Nah inilah mengapa menemukan plang penanda dengan no dokumen lengkap sangatlah membahagiakan mata cagar. Karena tanpa tangkapan dokumen berarti menambah tahapan riset blusukan dunia maya untuk mendapatkannya.
Untuk Situs Warisan Budaya UNESCO biasanya tercantum data di lapangan. Semisal pada kunjungan Situs Manusia Purba Sangiran (The Sangiran Early Man Site). Memiliki no registrasi penetapan Nomor 593 pada tahun 1996. Asiik bisa jepret meski posisi nyelempit berteduh di bawah pohon Beringin.
Andai tidakpun tersedia data yang komplit dari laman resmi cagar budaya tingkat nasional. Ditopang dari web world heritage. Kekayaan budaya yang diuri-uri dilindungi dari kepunahan untuk estafet generasi mendatang.
Contoh lain saat mengulik Cagar Budaya Pegadaian Tempel yang berada di jalur Magelang Yogya. Jepret menangkap plang dan bangunan di lapangan. Yah tanpa no dokumen. Menarikan jemari merunut dokumen penetapannya.
Komplek Kantor Pegadaian Tempel, Jl. Magelang, Tempel ini menjadi Cagar Budaya melalui penetapan SK Gub. No. 185/Kep/ 2011. Tentunya memiliki dasar historis sebagai pewarisan nilai budaya yang sangat berharga.

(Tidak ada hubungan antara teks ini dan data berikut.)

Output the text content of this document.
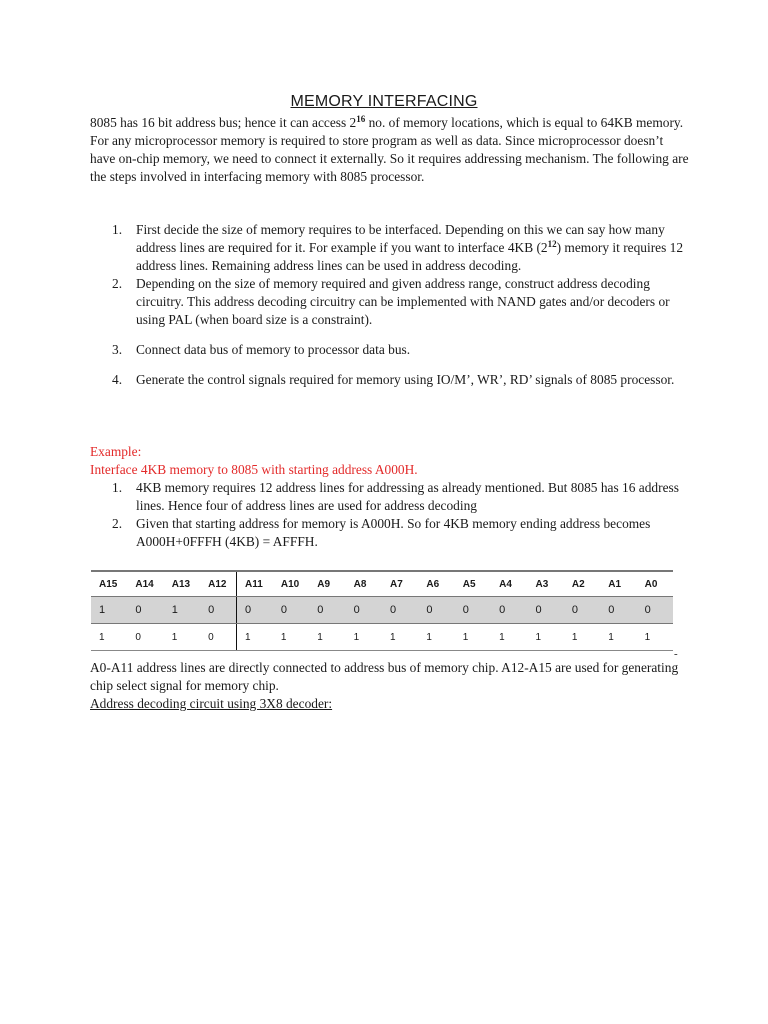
MEMORY INTERFACING
8085 has 16 bit address bus; hence it can access $2^{16}$ no. of memory locations, which is equal to 64KB memory. For any microprocessor memory is required to store program as well as data. Since microprocessor doesn’t have on-chip memory, we need to connect it externally. So it requires addressing mechanism. The following are the steps involved in interfacing memory with 8085 processor.
1. First decide the size of memory requires to be interfaced. Depending on this we can say how many address lines are required for it. For example if you want to interface 4KB $(2^{12})$ memory it requires 12 address lines. Remaining address lines can be used in address decoding.
2. Depending on the size of memory required and given address range, construct address decoding circuitry. This address decoding circuitry can be implemented with NAND gates and/or decoders or using PAL (when board size is a constraint).
3. Connect data bus of memory to processor data bus.
4. Generate the control signals required for memory using IO/M’, WR’, RD’ signals of 8085 processor.
Example:
Interface 4KB memory to 8085 with starting address A000H.
1. 4KB memory requires 12 address lines for addressing as already mentioned. But 8085 has 16 address lines. Hence four of address lines are used for address decoding
2. Given that starting address for memory is A000H. So for 4KB memory ending address becomes A000H+0FFFH (4KB) = AFFFH.
A15	A14	A13	A12	A11	A10	A9	A8	A7	A6	A5	A4	A3	A2	A1	A0
1	0	1	0	0	0	0	0	0	0	0	0	0	0	0	0
1	0	1	0	1	1	1	1	1	1	1	1	1	1	1	1
-
A0-A11 address lines are directly connected to address bus of memory chip. A12-A15 are used for generating chip select signal for memory chip.
Address decoding circuit using 3X8 decoder:
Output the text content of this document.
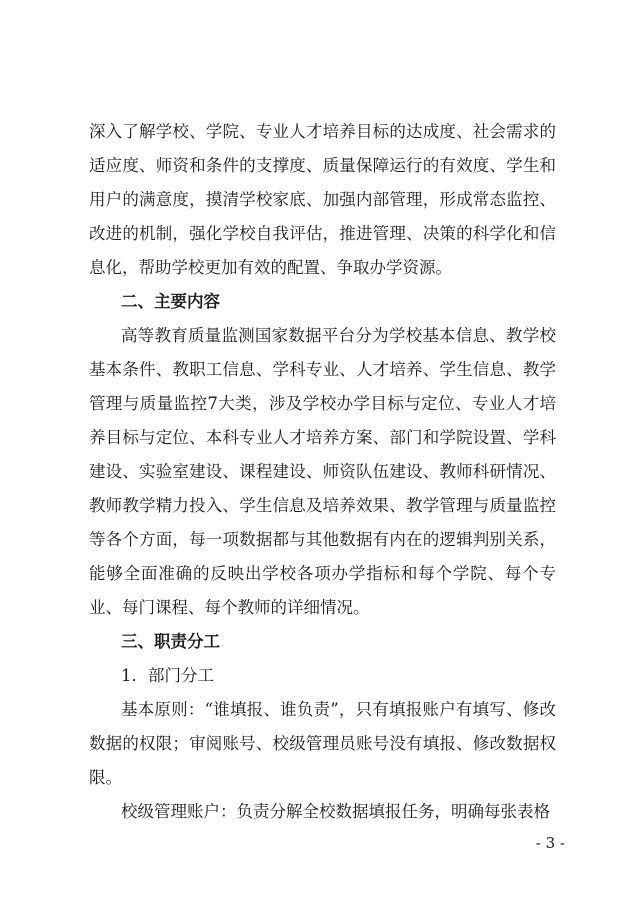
深入了解学校、学院、专业人才培养目标的达成度、社会需求的
适应度、师资和条件的支撑度、质量保障运行的有效度、学生和
用户的满意度，摸清学校家底、加强内部管理，形成常态监控、
改进的机制，强化学校自我评估，推进管理、决策的科学化和信
息化，帮助学校更加有效的配置、争取办学资源。
二、主要内容
高等教育质量监测国家数据平台分为学校基本信息、教学校
基本条件、教职工信息、学科专业、人才培养、学生信息、教学
管理与质量监控7大类，涉及学校办学目标与定位、专业人才培
养目标与定位、本科专业人才培养方案、部门和学院设置、学科
建设、实验室建设、课程建设、师资队伍建设、教师科研情况、
教师教学精力投入、学生信息及培养效果、教学管理与质量监控
等各个方面，每一项数据都与其他数据有内在的逻辑判别关系，
能够全面准确的反映出学校各项办学指标和每个学院、每个专
业、每门课程、每个教师的详细情况。
三、职责分工
1．部门分工
基本原则：“谁填报、谁负责”，只有填报账户有填写、修改
数据的权限；审阅账号、校级管理员账号没有填报、修改数据权
限。
校级管理账户：负责分解全校数据填报任务，明确每张表格
- 3 -
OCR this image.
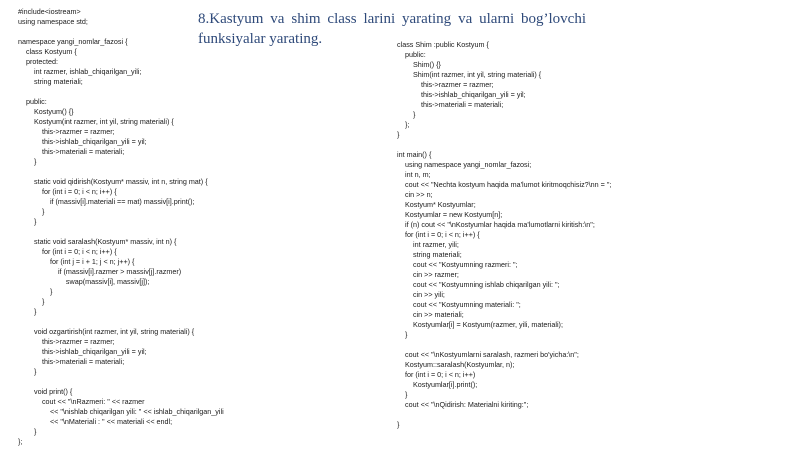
8.Kastyum va shim class larini yarating va ularni bog’lovchi funksiyalar yarating.
#include<iostream>
using namespace std;
namespace yangi_nomlar_fazosi {
class Kostyum {
protected:
int razmer, ishlab_chiqarilgan_yili;
string materiali;
public:
Kostyum() {}
Kostyum(int razmer, int yil, string materiali) {
this->razmer = razmer;
this->ishlab_chiqarilgan_yili = yil;
this->materiali = materiali;
}
static void qidirish(Kostyum* massiv, int n, string mat) {
for (int i = 0; i < n; i++) {
if (massiv[i].materiali == mat) massiv[i].print();
}
}
static void saralash(Kostyum* massiv, int n) {
for (int i = 0; i < n; i++) {
for (int j = i + 1; j < n; j++) {
if (massiv[i].razmer > massiv[j].razmer)
swap(massiv[i], massiv[j]);
}
}
}
void ozgartirish(int razmer, int yil, string materiali) {
this->razmer = razmer;
this->ishlab_chiqarilgan_yili = yil;
this->materiali = materiali;
}
void print() {
cout << "\nRazmeri: " << razmer
<< "\nishlab chiqarilgan yili: " << ishlab_chiqarilgan_yili
<< "\nMateriali : " << materiali << endl;
}
};
class Shim :public Kostyum {
public:
Shim() {}
Shim(int razmer, int yil, string materiali) {
this->razmer = razmer;
this->ishlab_chiqarilgan_yili = yil;
this->materiali = materiali;
}
};
}
int main() {
using namespace yangi_nomlar_fazosi;
int n, m;
cout << "Nechta kostyum haqida ma'lumot kiritmoqchisiz?\nn = ";
cin >> n;
Kostyum* Kostyumlar;
Kostyumlar = new Kostyum[n];
if (n) cout << "\nKostyumlar haqida ma'lumotlarni kiritish:\n";
for (int i = 0; i < n; i++) {
int razmer, yili;
string materiali;
cout << "Kostyumning razmeri: ";
cin >> razmer;
cout << "Kostyumning ishlab chiqarilgan yili: ";
cin >> yili;
cout << "Kostyumning materiali: ";
cin >> materiali;
Kostyumlar[i] = Kostyum(razmer, yili, materiali);
}
cout << "\nKostyumlarni saralash, razmeri bo'yicha:\n";
Kostyum::saralash(Kostyumlar, n);
for (int i = 0; i < n; i++)
Kostyumlar[i].print();
}
cout << "\nQidirish: Materialni kiriting:";
}
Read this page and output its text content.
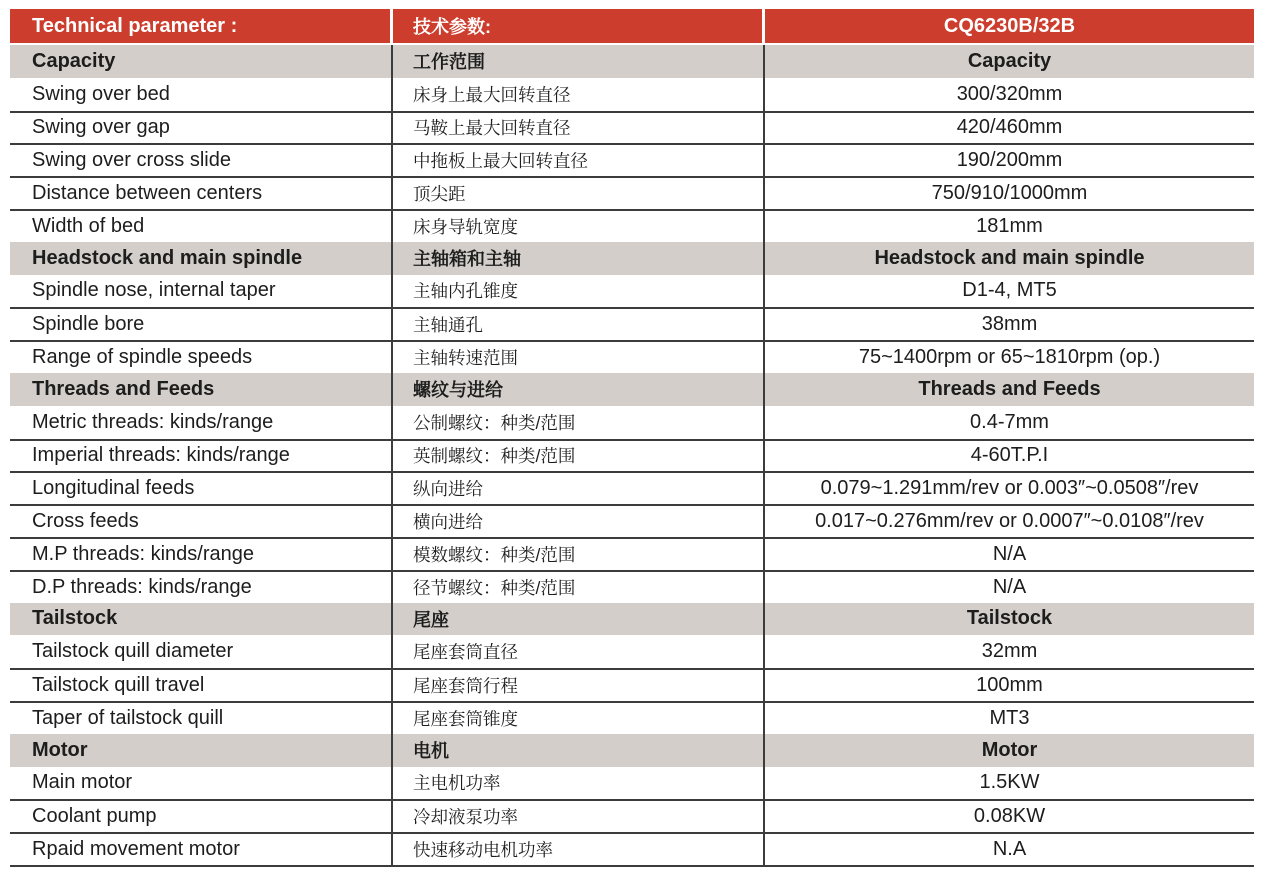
Technical parameter :	技术参数:	CQ6230B/32B
Capacity	工作范围	Capacity
Swing over bed	床身上最大回转直径	300/320mm
Swing over gap	马鞍上最大回转直径	420/460mm
Swing over cross slide	中拖板上最大回转直径	190/200mm
Distance between centers	顶尖距	750/910/1000mm
Width of bed	床身导轨宽度	181mm
Headstock and main spindle	主轴箱和主轴	Headstock and main spindle
Spindle nose, internal taper	主轴内孔锥度	D1-4, MT5
Spindle bore	主轴通孔	38mm
Range of spindle speeds	主轴转速范围	75~1400rpm or 65~1810rpm (op.)
Threads and Feeds	螺纹与进给	Threads and Feeds
Metric threads: kinds/range	公制螺纹：种类/范围	0.4-7mm
Imperial threads: kinds/range	英制螺纹：种类/范围	4-60T.P.I
Longitudinal feeds	纵向进给	0.079~1.291mm/rev or 0.003″~0.0508″/rev
Cross feeds	横向进给	0.017~0.276mm/rev or 0.0007″~0.0108″/rev
M.P threads: kinds/range	模数螺纹：种类/范围	N/A
D.P threads: kinds/range	径节螺纹：种类/范围	N/A
Tailstock	尾座	Tailstock
Tailstock quill diameter	尾座套筒直径	32mm
Tailstock quill travel	尾座套筒行程	100mm
Taper of tailstock quill	尾座套筒锥度	MT3
Motor	电机	Motor
Main motor	主电机功率	1.5KW
Coolant pump	冷却液泵功率	0.08KW
Rpaid movement motor	快速移动电机功率	N.A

Bagaimana hubungan antara cagar budaya dan pariwisata? Tidak semua cagar budaya dijadikan tempat pariwisata. Cagar budaya pegadaian Tempel saat itu tetap difungsikan. Simbok pemblusuk minta izin berkunjung saja.

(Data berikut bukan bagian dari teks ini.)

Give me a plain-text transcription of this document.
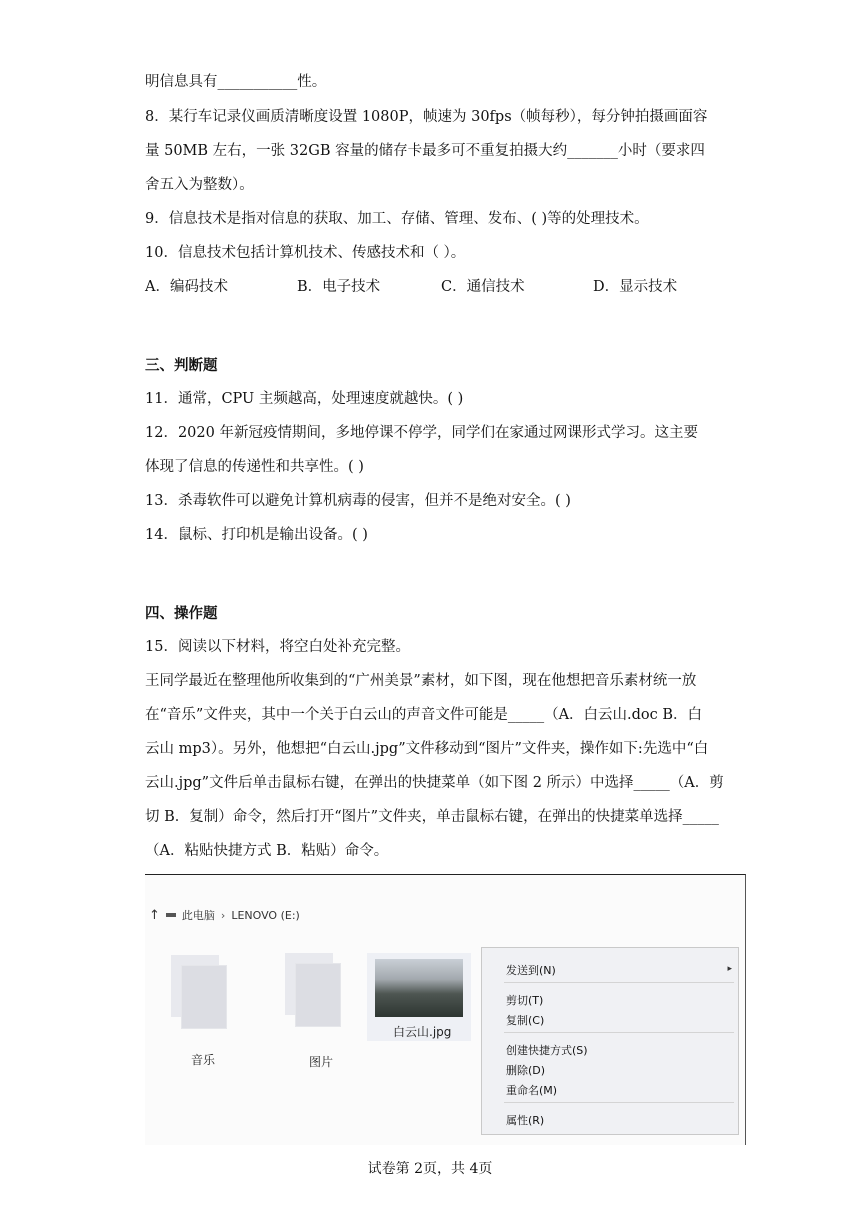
明信息具有___________性。
8．某行车记录仪画质清晰度设置 1080P，帧速为 30fps（帧每秒），每分钟拍摄画面容
量 50MB 左右，一张 32GB 容量的储存卡最多可不重复拍摄大约_______小时（要求四
舍五入为整数）。
9．信息技术是指对信息的获取、加工、存储、管理、发布、( )等的处理技术。
10．信息技术包括计算机技术、传感技术和（ ）。
A．编码技术	B．电子技术	C．通信技术	D．显示技术
三、判断题
11．通常，CPU 主频越高，处理速度就越快。( )
12．2020 年新冠疫情期间，多地停课不停学，同学们在家通过网课形式学习。这主要
体现了信息的传递性和共享性。( )
13．杀毒软件可以避免计算机病毒的侵害，但并不是绝对安全。( )
14．鼠标、打印机是输出设备。( )
四、操作题
15．阅读以下材料，将空白处补充完整。
王同学最近在整理他所收集到的“广州美景”素材，如下图，现在他想把音乐素材统一放
在“音乐”文件夹，其中一个关于白云山的声音文件可能是_____（A．白云山.doc B．白
云山 mp3）。另外，他想把“白云山.jpg”文件移动到“图片”文件夹，操作如下:先选中“白
云山.jpg”文件后单击鼠标右键，在弹出的快捷菜单（如下图 2 所示）中选择_____（A．剪
切 B．复制）命令，然后打开“图片”文件夹，单击鼠标右键，在弹出的快捷菜单选择_____
（A．粘贴快捷方式 B．粘贴）命令。
↑ 此电脑 › LENOVO (E:)
音乐	图片
白云山.jpg
发送到(N)	▸
剪切(T)
复制(C)
创建快捷方式(S)
删除(D)
重命名(M)
属性(R)
试卷第 2页，共 4页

Begitupun saat menuliskan artikel cagar budaya biasanya menyorot dari aspek sosial budaya ranah humaniora. Sesekali meraciknya dalam perspektif wisata sekaligus pengingat diri. Pola perilaku wisata yang menghargai suatu cagar budaya.
Sedih kan kalau perolehan status cagar budaya tidak terjaga oleh polah gaya wisata kita. Status cagar budaya ditinjau secara berkala. Bisa dicopot bila tidak sesuai dengan standar. Tidak mudah menjaga status cagar budaya menuntut komitmen reputasi bangsa.

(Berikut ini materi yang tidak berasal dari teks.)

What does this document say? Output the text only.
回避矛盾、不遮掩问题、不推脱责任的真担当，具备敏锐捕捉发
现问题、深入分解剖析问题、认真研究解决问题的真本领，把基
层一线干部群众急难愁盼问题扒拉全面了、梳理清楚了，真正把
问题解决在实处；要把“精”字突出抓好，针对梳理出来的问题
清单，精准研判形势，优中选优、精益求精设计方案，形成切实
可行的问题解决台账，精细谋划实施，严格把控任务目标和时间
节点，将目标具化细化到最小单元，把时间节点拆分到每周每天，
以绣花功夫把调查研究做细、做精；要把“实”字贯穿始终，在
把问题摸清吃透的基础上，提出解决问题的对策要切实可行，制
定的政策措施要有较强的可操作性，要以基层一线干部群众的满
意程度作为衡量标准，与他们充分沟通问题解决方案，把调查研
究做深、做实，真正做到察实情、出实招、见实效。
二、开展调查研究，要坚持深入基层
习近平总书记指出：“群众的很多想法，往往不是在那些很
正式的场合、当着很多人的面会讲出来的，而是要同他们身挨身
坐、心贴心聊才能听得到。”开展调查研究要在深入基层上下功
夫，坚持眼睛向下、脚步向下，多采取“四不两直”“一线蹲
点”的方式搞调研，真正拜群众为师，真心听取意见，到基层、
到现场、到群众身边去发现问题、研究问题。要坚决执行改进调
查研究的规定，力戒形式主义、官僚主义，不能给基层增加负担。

Kita sedang mendapat kemurahan menikmati wisata cagar budaya. Dibarengi dengan menumbuhkembangkan kesadaran penghargaan terhadap wisata cagar budaya. Banyak negara sangat piawai memadukan status Warisan Budaya Dunia (World Heritage) dengan pariwisata bergengsi. Kita juga bisa dengan dukungan senua pihak.